Llega el día en que no sabes qué más decir de la degradación de los diarios que no tienen bastante haciendo juicios de intenciones y adivinación del pensamiento o desfigurando los hechos con exageración y desmesura. Parece que se hayan vuelto locos, porque un día u otro todo lo explican con un lenguaje iracundo y abusivo que deforma la realidad. Un caso especialmente agudo es El Mundo, que cuenta la dimisión de Pablo Iglesias diciendo que "planta a [Pedro] Sánchez" porque quiere "enfrentérsele", cosa que "dinamita el Gobierno [español]" e "impone" que la ministra Yolanda Díaz lo releve, de manera que "complica la gestión económica de [Nadia] Calviño", etcétera.

A la vista del resultado, debes sospechar que las reuniones de portada de El Mundo son un aquelarre de gente excitada y rabiosa, con los ojos fuera de las órbitas, corriendo de un lado a otro de la sala derribando mesas y sillas, libros y cuadros, mientras chillan entre risotadas esos titulares grotescos y gruesos, a ver quién dice la más gorda. No te engañes. No son así. Las portadas las hace gente normal, universitarios, en pleno uso de sus facultades mentales y sobrios. No lo parece, cierto, pero primeras páginas tan despropositadas sólo salen bien en frío, como las buenas venganzas al estilo de Homeland. O sea, que dicen todas esas burradas sabiendo que las dicen.

'La Razón' acusa a Pablo Iglesias de zángano

ABC utiliza un lenguaje fuerte, pero dentro de los límites de la realidad. Al menos hoy. Al hablar de "crisis de gobierno" técnicamente no miente, aunque no es una definición muy esmerada de lo que pasó ayer (La Vanguardia también lo llama "crisis". Mira...). ABC sólo pierde aire al decir que Iglesias "impone" nosequé a Íñigo Errejón. La Razón lleva un titular ininteligible. Es lo que pasa cuando quieres decir demasiadas cosas con tan pocas palabras, y cuando entre los hechos y la fantasía en que los transformas hay demasiados saltos lógicos que no puedes explicar. Piénsalo fríamente. ¿Qué relación de causa hay entre "sobrevivir a Podemos" y "plantar a Sánchez"? El resto del material de portada tiene el grado de mala leche esperable, como cuando hacen decir a una anónima "área socialista" que a Iglesias "no le gustaba la gestión", eufemismo para acusarlo de zángano y gandul que sólo quiere viajar y figurar.
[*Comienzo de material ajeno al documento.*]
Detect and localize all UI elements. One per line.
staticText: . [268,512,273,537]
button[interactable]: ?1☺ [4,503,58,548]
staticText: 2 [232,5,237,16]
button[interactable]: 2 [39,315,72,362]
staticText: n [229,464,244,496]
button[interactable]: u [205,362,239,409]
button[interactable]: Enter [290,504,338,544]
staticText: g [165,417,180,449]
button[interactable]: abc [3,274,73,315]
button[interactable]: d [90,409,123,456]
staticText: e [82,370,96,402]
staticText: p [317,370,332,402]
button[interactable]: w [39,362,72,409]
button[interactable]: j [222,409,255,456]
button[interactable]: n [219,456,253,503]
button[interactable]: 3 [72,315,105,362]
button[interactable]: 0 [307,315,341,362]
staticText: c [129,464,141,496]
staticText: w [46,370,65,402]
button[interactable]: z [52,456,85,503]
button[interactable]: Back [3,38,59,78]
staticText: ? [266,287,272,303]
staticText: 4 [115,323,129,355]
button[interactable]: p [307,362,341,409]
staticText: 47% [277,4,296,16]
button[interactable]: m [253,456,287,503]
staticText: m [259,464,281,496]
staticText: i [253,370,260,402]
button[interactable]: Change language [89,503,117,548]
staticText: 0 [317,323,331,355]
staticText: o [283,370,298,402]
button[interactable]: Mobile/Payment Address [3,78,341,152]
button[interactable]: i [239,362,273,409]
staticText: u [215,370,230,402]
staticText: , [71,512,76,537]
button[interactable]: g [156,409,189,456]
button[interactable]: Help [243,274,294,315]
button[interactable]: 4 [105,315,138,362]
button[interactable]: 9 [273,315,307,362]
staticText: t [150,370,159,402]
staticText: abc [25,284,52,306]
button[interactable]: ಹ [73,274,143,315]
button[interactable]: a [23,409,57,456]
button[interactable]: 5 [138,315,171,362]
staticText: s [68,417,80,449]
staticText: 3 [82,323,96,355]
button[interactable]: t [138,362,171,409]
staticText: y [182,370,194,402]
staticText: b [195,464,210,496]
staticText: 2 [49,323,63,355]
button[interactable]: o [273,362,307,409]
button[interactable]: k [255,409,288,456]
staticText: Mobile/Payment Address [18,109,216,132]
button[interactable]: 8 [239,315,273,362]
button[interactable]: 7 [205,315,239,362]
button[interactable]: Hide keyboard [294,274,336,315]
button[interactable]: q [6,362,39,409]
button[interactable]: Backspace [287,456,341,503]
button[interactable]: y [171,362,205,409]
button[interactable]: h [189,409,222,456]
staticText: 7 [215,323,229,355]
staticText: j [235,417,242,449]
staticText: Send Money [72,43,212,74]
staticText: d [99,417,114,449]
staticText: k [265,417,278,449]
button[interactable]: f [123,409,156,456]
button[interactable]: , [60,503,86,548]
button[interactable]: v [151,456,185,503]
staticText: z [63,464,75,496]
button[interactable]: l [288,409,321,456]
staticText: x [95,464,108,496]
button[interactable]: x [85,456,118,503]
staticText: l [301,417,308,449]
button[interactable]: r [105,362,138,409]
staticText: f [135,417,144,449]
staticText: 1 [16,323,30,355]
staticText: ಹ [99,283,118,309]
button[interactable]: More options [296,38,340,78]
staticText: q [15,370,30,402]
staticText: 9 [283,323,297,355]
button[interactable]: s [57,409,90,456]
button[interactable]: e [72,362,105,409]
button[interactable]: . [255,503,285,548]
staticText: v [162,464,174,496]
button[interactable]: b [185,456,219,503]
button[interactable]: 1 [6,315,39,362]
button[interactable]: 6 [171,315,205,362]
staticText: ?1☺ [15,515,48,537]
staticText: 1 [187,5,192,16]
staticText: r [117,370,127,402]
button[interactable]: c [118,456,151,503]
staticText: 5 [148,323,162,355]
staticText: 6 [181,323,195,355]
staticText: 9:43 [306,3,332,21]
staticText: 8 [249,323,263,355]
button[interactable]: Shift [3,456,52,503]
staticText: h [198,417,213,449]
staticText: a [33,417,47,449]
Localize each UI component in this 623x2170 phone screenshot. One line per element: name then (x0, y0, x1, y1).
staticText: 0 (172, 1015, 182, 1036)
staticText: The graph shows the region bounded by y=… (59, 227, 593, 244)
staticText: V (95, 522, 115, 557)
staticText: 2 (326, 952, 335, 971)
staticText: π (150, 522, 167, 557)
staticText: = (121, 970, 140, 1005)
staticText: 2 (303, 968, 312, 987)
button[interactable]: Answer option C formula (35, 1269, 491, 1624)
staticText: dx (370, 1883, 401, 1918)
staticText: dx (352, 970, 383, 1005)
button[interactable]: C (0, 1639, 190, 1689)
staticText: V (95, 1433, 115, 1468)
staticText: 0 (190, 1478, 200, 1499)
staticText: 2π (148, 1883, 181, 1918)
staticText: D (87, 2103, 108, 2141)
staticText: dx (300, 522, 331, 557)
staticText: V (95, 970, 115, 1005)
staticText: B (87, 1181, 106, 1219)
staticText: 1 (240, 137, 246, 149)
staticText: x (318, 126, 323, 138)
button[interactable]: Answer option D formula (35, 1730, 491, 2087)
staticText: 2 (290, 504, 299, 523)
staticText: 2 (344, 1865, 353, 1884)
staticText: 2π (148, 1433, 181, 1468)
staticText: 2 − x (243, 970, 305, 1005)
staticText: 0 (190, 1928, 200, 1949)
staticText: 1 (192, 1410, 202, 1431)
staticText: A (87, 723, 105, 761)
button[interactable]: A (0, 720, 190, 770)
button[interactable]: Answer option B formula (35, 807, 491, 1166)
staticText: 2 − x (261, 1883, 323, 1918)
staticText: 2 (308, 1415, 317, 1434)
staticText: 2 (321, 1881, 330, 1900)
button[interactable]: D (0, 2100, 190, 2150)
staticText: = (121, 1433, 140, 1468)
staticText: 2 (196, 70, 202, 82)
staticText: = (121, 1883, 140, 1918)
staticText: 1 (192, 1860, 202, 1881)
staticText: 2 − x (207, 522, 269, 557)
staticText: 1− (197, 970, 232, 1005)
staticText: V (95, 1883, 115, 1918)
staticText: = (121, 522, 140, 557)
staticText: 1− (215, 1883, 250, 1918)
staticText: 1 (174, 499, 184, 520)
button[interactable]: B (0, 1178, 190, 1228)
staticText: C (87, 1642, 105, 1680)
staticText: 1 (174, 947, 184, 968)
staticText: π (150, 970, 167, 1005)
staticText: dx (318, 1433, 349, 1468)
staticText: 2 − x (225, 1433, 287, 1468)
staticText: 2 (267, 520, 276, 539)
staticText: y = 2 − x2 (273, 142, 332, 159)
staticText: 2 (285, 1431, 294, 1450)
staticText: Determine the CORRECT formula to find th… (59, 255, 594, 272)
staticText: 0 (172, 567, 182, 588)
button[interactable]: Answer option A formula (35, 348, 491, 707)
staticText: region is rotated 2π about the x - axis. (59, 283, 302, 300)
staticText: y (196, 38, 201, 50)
El resto de diarios explica la cosa más de acuerdo con los hechos, sin juzgar las intenciones ni adivinar el pensamiento. Quizá es más aburrido —eso ya depende de la maña de los que escriben la portada— pero al menos no te imponen una opinión o una manera de pensar. El Periódico se esfuerza en salpimentarlo con ese giro de "dobla la apuesta". También El Punt Avui, que habla "de efecto dominó". Se entiende la idea, pero quizás no tiene mucho sentido. Porque la primera ficha en caer... ¿cuál sería? ¿La convocatoria electoral? ¿La crisis de Ciudadanos? La verdad, quien merecía más es Isabel Díaz Ayuso, presidenta en funciones de Madrid, que reaccionó más castiza que todas las zarzuelas del maestro Chapí y todos los sainetes de Arniches juntos: "España me debe una: he echado a Pablo Iglesias de la Moncloa". Eso es un titular.